O que as eleições no Chile nos dizem sobre a política?
As eleições chilenas chamaram atenção no noticiário de política internacional nos últimos dias. Os candidatos ao cargo de presidente e que chegaram ao segundo turno que será disputado em dezembro não vêm de partidos tradicionais e são considerados os extremos em seus polos ideológicos, um a direita, outro a esquerda.
Ou seja, o resultado mostra um certo rechaço das políticas mais ao centro e a busca da população por respostas mais contundentes às suas demandas, ao depositarem seus votos em políticos tidos como outsiders.

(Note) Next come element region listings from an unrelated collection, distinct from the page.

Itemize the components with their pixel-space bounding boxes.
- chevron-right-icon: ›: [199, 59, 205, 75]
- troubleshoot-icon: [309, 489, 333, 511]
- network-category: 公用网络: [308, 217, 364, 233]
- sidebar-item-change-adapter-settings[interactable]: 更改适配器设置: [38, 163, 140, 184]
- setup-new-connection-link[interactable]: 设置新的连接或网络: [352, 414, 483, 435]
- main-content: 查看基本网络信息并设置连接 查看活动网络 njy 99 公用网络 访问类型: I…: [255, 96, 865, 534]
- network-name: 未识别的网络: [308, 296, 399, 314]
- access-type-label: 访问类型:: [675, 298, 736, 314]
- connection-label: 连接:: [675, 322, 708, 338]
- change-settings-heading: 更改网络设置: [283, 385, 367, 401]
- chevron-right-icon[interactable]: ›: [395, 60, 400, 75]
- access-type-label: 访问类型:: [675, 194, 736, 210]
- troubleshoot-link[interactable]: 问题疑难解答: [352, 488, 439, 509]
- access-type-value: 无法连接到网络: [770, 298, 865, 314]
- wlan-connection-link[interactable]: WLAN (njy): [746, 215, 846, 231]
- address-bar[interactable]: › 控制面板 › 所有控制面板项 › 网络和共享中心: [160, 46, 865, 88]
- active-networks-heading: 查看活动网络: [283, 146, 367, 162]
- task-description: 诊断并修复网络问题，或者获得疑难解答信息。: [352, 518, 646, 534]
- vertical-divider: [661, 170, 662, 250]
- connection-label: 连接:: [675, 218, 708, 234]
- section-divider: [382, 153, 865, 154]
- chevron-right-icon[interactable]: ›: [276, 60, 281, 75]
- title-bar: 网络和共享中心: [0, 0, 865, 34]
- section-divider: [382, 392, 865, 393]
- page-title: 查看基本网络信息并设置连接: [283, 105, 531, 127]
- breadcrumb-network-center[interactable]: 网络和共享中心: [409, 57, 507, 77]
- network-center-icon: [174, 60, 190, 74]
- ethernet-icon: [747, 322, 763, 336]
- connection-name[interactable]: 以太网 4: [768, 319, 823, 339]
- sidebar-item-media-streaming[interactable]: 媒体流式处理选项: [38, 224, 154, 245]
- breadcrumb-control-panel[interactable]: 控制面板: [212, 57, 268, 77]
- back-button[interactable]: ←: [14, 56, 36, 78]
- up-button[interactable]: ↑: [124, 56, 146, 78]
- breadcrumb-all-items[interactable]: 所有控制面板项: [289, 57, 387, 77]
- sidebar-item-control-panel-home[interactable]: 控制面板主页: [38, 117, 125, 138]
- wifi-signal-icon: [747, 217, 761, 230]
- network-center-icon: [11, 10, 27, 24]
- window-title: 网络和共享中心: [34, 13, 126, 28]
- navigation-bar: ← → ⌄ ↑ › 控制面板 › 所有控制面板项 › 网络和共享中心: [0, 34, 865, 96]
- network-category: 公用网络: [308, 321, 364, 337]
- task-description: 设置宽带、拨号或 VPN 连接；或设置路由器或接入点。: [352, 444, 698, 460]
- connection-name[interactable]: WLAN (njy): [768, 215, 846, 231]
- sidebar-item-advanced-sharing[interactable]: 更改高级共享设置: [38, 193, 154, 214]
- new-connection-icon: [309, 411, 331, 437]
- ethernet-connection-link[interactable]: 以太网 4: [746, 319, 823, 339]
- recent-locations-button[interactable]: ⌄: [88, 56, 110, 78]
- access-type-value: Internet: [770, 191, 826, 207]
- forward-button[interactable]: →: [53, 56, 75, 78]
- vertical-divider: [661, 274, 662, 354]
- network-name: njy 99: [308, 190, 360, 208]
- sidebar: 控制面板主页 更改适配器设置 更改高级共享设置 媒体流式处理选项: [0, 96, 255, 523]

O que acontece no Chile, não é uma situação particular daquele país e se insere num contexto maior. Este, se relaciona com a emergência de lideres populistas de direita ao redor do mundo, como também com a ascensão de movimentos sociais que em algum momento passam a fazer parte da política institucional (caso do Podemos na Espanha) movimentando o cenário político costumeiro e os consensos estabelecidos até então. Essa situação também reflete a pergunta: o que as eleições são capazes de entregar?
Adam Przeworski, em obra recém traduzida pela editora da Universidade Estadual do Rio de Janeiro,
“Por que eleições importam?” busca dar algumas respostas para essa questão. O cientista político mostra como os eleitores depositam muita confiança nos processos eleitorais, mesmo diante da incapacidade de estes de modificar substancialmente a realidade das pessoas.
Num sistema econômico capitalista, muitas questões que impactam a sociedade se situam fora da alçada de decisão dos governantes e, além disso, dada a multiplicidade de questões a serem decididas, fica difícil que o público tenha informações precisas sobre o que realmente pode ser atribuído a conduta de determinado político.
Todavia, eleições são sempre um momento de esperança e elas se constituem como um local adequado para a disputa pela prevalência de interesses. Przeworski assenta, então, que as eleições são uma forma de pacificação da sociedade, um mecanismo para que os conflitos não descambem para a guerra civil.
Mesmo que as eleições por si só sejam incapazes de responder as nossas demandas mais substanciais, isso não significa que devem ser abandonadas todas as instituições criadas no âmbito da democracia liberal.
É difícil pensar em um outro método de tomada de decisões que não leve em conta a regra da maioria, ou acreditar que o simples exercício da democracia direta solucionaria nossos problemas. Acreditar em soluções fáceis nesse aspecto não difere muito de aceitar discursos simplista de candidatos que prometem resolver todos os problemas do país, com medidas que poderiam ser tomadas no âmbito doméstico, de fácil apelo popular.
A cientista política Chantal Mouffe debate o que ela chama de “consenso de centro” que, guardadas as devidas proporções, aparece questionado nas eleições chilenas. Alguns acreditam que a sociedade teria chegado em um estágio pós-político, onde não haveria saída para a vida em comum fora da hegemonia neoliberal atual.
Seria possível apenas discutir a sociedade dentro dessa ordem, mas não fora dela. E que esse tipo de estrutura deveria prevalecer no mundo todo. Mouffe chama atenção para a necessidade de reabilitar a política que seja capaz de ir além desse conformismo e que questione as estruturas sob as quais estamos submetidos.
Dou um exemplo simplório do que ela quer dizer, para tentar tornar o argumento mais claro: frequentemente ouvimos nos telejornais como “o mercado” reagiu a determinada situação.
Mas alguma vez leva-se em conta como os trabalhadores ou organizações sociais reagiram? Porque os interesses dessa entidade sem rosto devem prevalecer sobre todos os demais?
Somos levados a naturalizar certas coisas que são criações desse sistema econômico que assegura a propriedade e os privilégios de uma parcela pequena da sociedade, ignorando que pode haver um mundo possível para além disso.
Como a autora nos mostra, a extrema direita foi mais bem sucedida em captar esse estado de coisas e dialogar melhor com as massas populares, daí a ascensão desses movimentos ao redor do globo. Não obstante, a crise da política permanece e mesmo estes tem demonstrado sua incapacidade para responder aos problemas que levam o público a confiar nesses atores.
Não preciso dizer muito sobre o Brasil a esse respeito.
Se eleições podem nos dar pouco materialmente, elas entregam muito se pensarmos que elas mantêm a sociedade em paz. Ainda assim, é preciso buscar para além delas que nossas necessidades sejam atendidas, sem que a política seja negada.